Home monitoring program benefits children after Norwood palliation
Home monitoring program benefits children after Norwood palliation
CHICAGO — Use of an interdisciplinary single-ventricle task force team employing home monitoring in the care of children with congenital heart disease after Norwood palliation was associated with a reduction in complications and improved weight, researchers reported.
The researchers measured the clinical outcomes of stage II admission and gauged the approval of parents and cardiologists. The study population was divided into two cohorts, one with Norwood surgery dates before the development of the single-ventricle task force (pre-SVTF) and one interventional cohort (post-SVTF). Post-SVTF data included surveys from parents and cardiologists on the effectiveness of the program.

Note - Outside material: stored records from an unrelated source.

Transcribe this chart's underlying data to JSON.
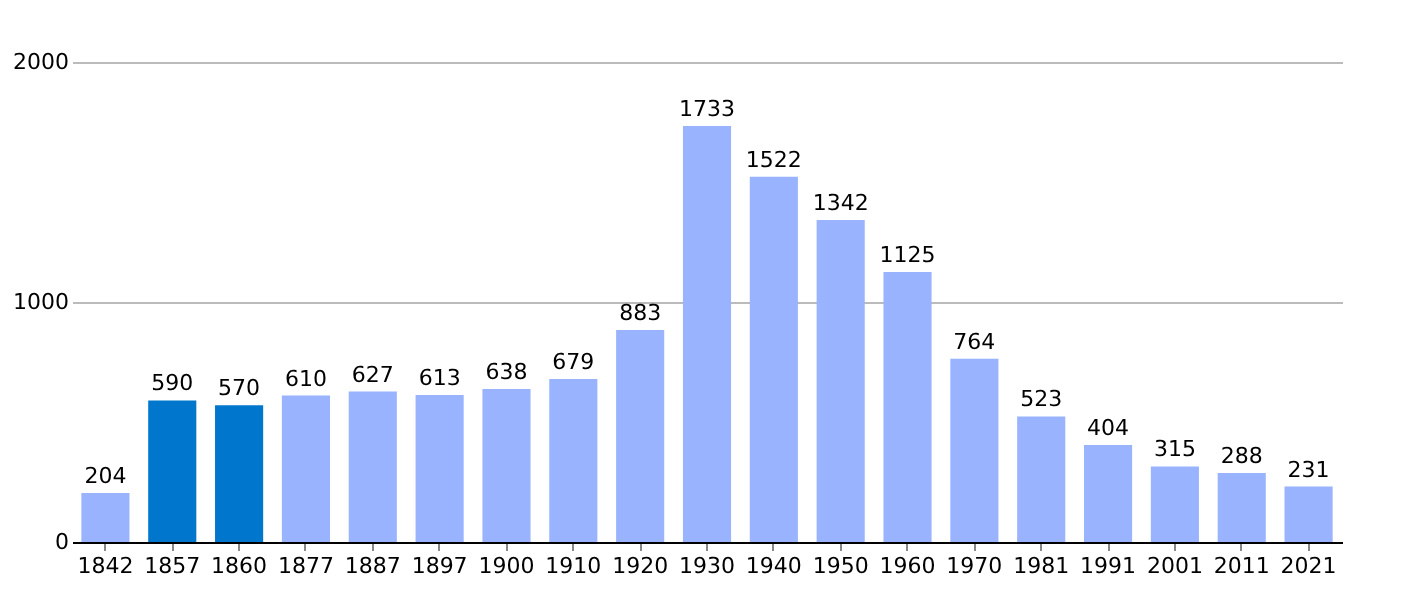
{
  "chart_data": {
    "type": "bar",
    "categories": [
      "1842",
      "1857",
      "1860",
      "1877",
      "1887",
      "1897",
      "1900",
      "1910",
      "1920",
      "1930",
      "1940",
      "1950",
      "1960",
      "1970",
      "1981",
      "1991",
      "2001",
      "2011",
      "2021"
    ],
    "values": [
      204,
      590,
      570,
      610,
      627,
      613,
      638,
      679,
      883,
      1733,
      1522,
      1342,
      1125,
      764,
      523,
      404,
      315,
      288,
      231
    ],
    "colors": [
      "#99b3ff",
      "#0077cc",
      "#0077cc",
      "#99b3ff",
      "#99b3ff",
      "#99b3ff",
      "#99b3ff",
      "#99b3ff",
      "#99b3ff",
      "#99b3ff",
      "#99b3ff",
      "#99b3ff",
      "#99b3ff",
      "#99b3ff",
      "#99b3ff",
      "#99b3ff",
      "#99b3ff",
      "#99b3ff",
      "#99b3ff"
    ],
    "ylim": [
      0,
      2000
    ],
    "yticks": [
      0,
      1000,
      2000
    ],
    "grid": "y",
    "data_labels": true
  }
}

The results were presented at the American College of Cardiology Scientific Session and published in Pediatric Cardiology.
Compared with the pre-SVTF group, the post-SVTF group experienced fewer complications after stage II (18.4% vs. 34.1%; P = .02) and had higher weight for-age z scores at stage II (–1.5 plus or minus 0.97 vs. –1.58 plus or minus 1.34; P = .02). In addition, a written red-flag action plan given to parents at the time of Norwood discharge was independently associated with higher weight at stage II (β = 0.42; P = .04) and higher weight for-age z score (β = 0.48; P = .02)
“Parents encouraged expansion of the team approach to cover all children with congenital heart disease,” Ashraf Harahsheh, MD, from Children’s National Health System, Washington, D.C., and colleagues wrote in the paper and the abstract. “There was approval within the larger group of cardiologists for the development of a subspecialized task force to care for the complex [single-ventricle] patient population.” – by Tracey Romero
References:
Harahsheh A, et al. Poster 1109-198. Presented at: American College of Cardiology Scientific Session; April 2-4, 2016; Chicago.
Harahsheh A, et al. Pediatr Cardiol. 2016;doi:10.1007/s00246-016-1366-y.
Disclosure: Harahsheh reports no relevant financial disclosures.